Setelah Kabinet Sjahrir ke-III jatuh, dibentuk Kabinet baru di bawah pimpinan Amir Sjarifoeddin. Marhum Dr. Leimena menjadi Menteri Kesehatan, penulis Menteri Muda Perburuhan. Kabinet Sjahrir jatuh karena Sayap Kiri, pendukung utama kabinet tersebut pecah. Sebagian tidak dapat menerima kebijaksanaan Sjahrir, yang dianggap terlalu jauh memberi konsesi kepada pihak Belanda.
Sebenarnya memang ada selisih antara Belanda dan kita tentang penafsiran beberapa kata dalam perjanjian Linggarjati, hingga timbul tuduh-menuduh dalam pelaksanaan. Mendadak Belanda mengirim surat yang menetapkan sepihak penafsiran mereka yang harus diterima oleh Republik. Kalau tidak diterima, berarti perang. Menurut konsepsi Belanda, sebelum penyerahan kedaulatan kepada suatu Negera Federal, Belanda yang melakukan pemerintahan sementara. Meskipun perjanjian jelas menganggap Belanda dan Republik sebagai dua pihak dalam perjanjian, pembentukan negara-negara bagian dilakukan dengan pimpinan Belanda saja, dan Republik harus membantu. Kata “cooperation” tidak diartikan, bahwa Belanda dan Republik dua-duanya menjadi sponsor dalam membentuk negara-negara bagian lainnya. Kalau Sjahrir menerima semua ini, rasanya koneksi yang diberikan memang amat banyak. Tapi sebenarnya yang keterlaluan sikap Belanda. Memang ada perbedaan penafsiran tentang beberapa kata dalam perjanjian.
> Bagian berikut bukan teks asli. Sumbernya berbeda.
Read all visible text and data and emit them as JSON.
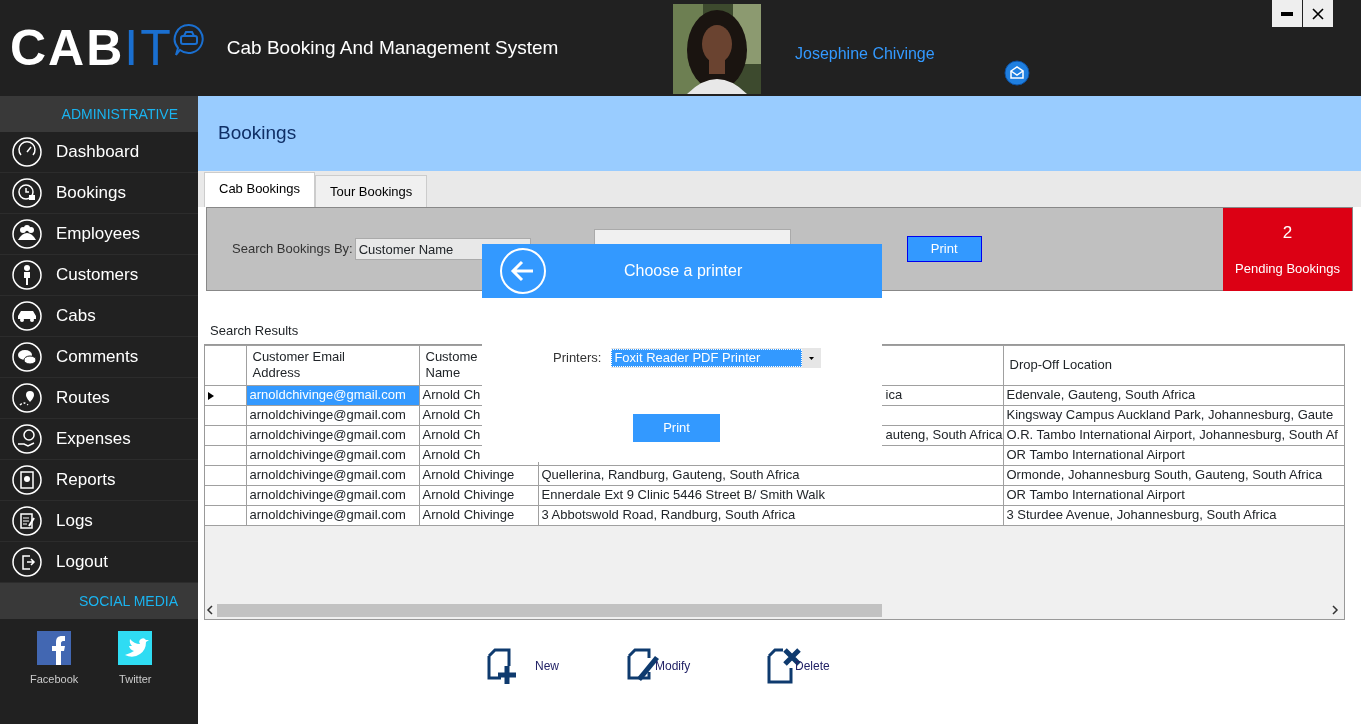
{
  "header": {
    "logo_main": "CAB",
    "logo_accent": "IT",
    "title": "Cab Booking And Management System",
    "user_name": "Josephine Chivinge"
  },
  "sidebar": {
    "heading": "ADMINISTRATIVE",
    "items": [
      {
        "label": "Dashboard"
      },
      {
        "label": "Bookings"
      },
      {
        "label": "Employees"
      },
      {
        "label": "Customers"
      },
      {
        "label": "Cabs"
      },
      {
        "label": "Comments"
      },
      {
        "label": "Routes"
      },
      {
        "label": "Expenses"
      },
      {
        "label": "Reports"
      },
      {
        "label": "Logs"
      },
      {
        "label": "Logout"
      }
    ],
    "social_heading": "SOCIAL MEDIA",
    "social": [
      {
        "label": "Facebook",
        "color": "#4267b2"
      },
      {
        "label": "Twitter",
        "color": "#2fdcf3"
      }
    ]
  },
  "page": {
    "title": "Bookings"
  },
  "tabs": [
    {
      "label": "Cab Bookings",
      "selected": true
    },
    {
      "label": "Tour Bookings",
      "selected": false
    }
  ],
  "search": {
    "label": "Search Bookings By:",
    "by": "Customer Name",
    "print_button": "Print"
  },
  "pending": {
    "count": "2",
    "label": "Pending Bookings"
  },
  "results": {
    "title": "Search Results",
    "columns": [
      {
        "lines": [
          "Customer Email",
          "Address"
        ]
      },
      {
        "lines": [
          "Custome",
          "Name"
        ]
      },
      {
        "lines": [
          "Drop-Off Location"
        ]
      }
    ],
    "rows": [
      {
        "selected": true,
        "email": "arnoldchivinge@gmail.com",
        "name": "Arnold Ch",
        "pickup": "ica",
        "dropoff": "Edenvale, Gauteng, South Africa"
      },
      {
        "selected": false,
        "email": "arnoldchivinge@gmail.com",
        "name": "Arnold Ch",
        "dropoff": "Kingsway Campus Auckland Park, Johannesburg, Gaute"
      },
      {
        "selected": false,
        "email": "arnoldchivinge@gmail.com",
        "name": "Arnold Ch",
        "pickup": "auteng, South Africa",
        "dropoff": "O.R. Tambo International Airport, Johannesburg, South Af"
      },
      {
        "selected": false,
        "email": "arnoldchivinge@gmail.com",
        "name": "Arnold Ch",
        "dropoff": "OR Tambo International Airport"
      },
      {
        "selected": false,
        "email": "arnoldchivinge@gmail.com",
        "name": "Arnold Chivinge",
        "pickup": "Quellerina, Randburg, Gauteng, South Africa",
        "dropoff": "Ormonde, Johannesburg South, Gauteng, South Africa"
      },
      {
        "selected": false,
        "email": "arnoldchivinge@gmail.com",
        "name": "Arnold Chivinge",
        "pickup": "Ennerdale Ext 9 Clinic 5446 Street B/ Smith Walk",
        "dropoff": "OR Tambo International Airport"
      },
      {
        "selected": false,
        "email": "arnoldchivinge@gmail.com",
        "name": "Arnold Chivinge",
        "pickup": "3 Abbotswold Road, Randburg, South Africa",
        "dropoff": "3 Sturdee Avenue, Johannesburg, South Africa"
      }
    ]
  },
  "dialog": {
    "title": "Choose a printer",
    "printers_label": "Printers:",
    "printer": "Foxit Reader PDF Printer",
    "print_button": "Print"
  },
  "actions": [
    {
      "label": "New"
    },
    {
      "label": "Modify"
    },
    {
      "label": "Delete"
    }
  ]
}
Hal itu sudah diketahui umum, diketahui KNIP, diketahui parlemen Belanda.
Mestinya ada sikap yang lebih sabar, lebih luwes. Tapi 25 Maret 1947 perjanjian ditandatangani, 27 Mei 1947 ultimatum: Kapitulasi atau perang.
Dalam sidang pertama Kabinet Amir, yang terbentuk pada 3 Juli 1947, Perdana Menteri memberi penjelasan tentang keadaan Negara yang sangat genting itu. Sekaligus diberitahukan, bahwa Pemerintah telah mengutus Wakil Perdana Menteri Setiadjit untuk berunding dengan Van Mook. Sebagian besar dari anggota Kabinet sebenarnya sudah mengetahui pokok-pokok kedudukan perkaranya. Maka dari itu banyak yang tidak mengerti, apa perlunya mengirim utusan Kabinet ke Jakarta. Marhum Ali Sastroamidjojo yang kedudukannya Menteri P & K juga menanyakan dalam Sidang itu, apa yang akan dirundingkan dengan Belanda, kalau sikap mereka sudah terang-terang ultimatif. PM menjawab pertanyaan ini dengan mengatakan, bahwa masih ada kemungkinan-kemungkinan yang perlu dijajaki, dan untuk memperlihatkan kemauan baik kita. Sementara itu diusahakan mendapat hubungan telepon dengan Jakarta. Akhirnya kita dapat jawaban dari Setiadjit, bahwa Belanda tetap pada pendirian-pendiriannya, malahan menganjurkan supaya kita menerima saja usul-usulnya yang tidak dapat ditawar lagi itu.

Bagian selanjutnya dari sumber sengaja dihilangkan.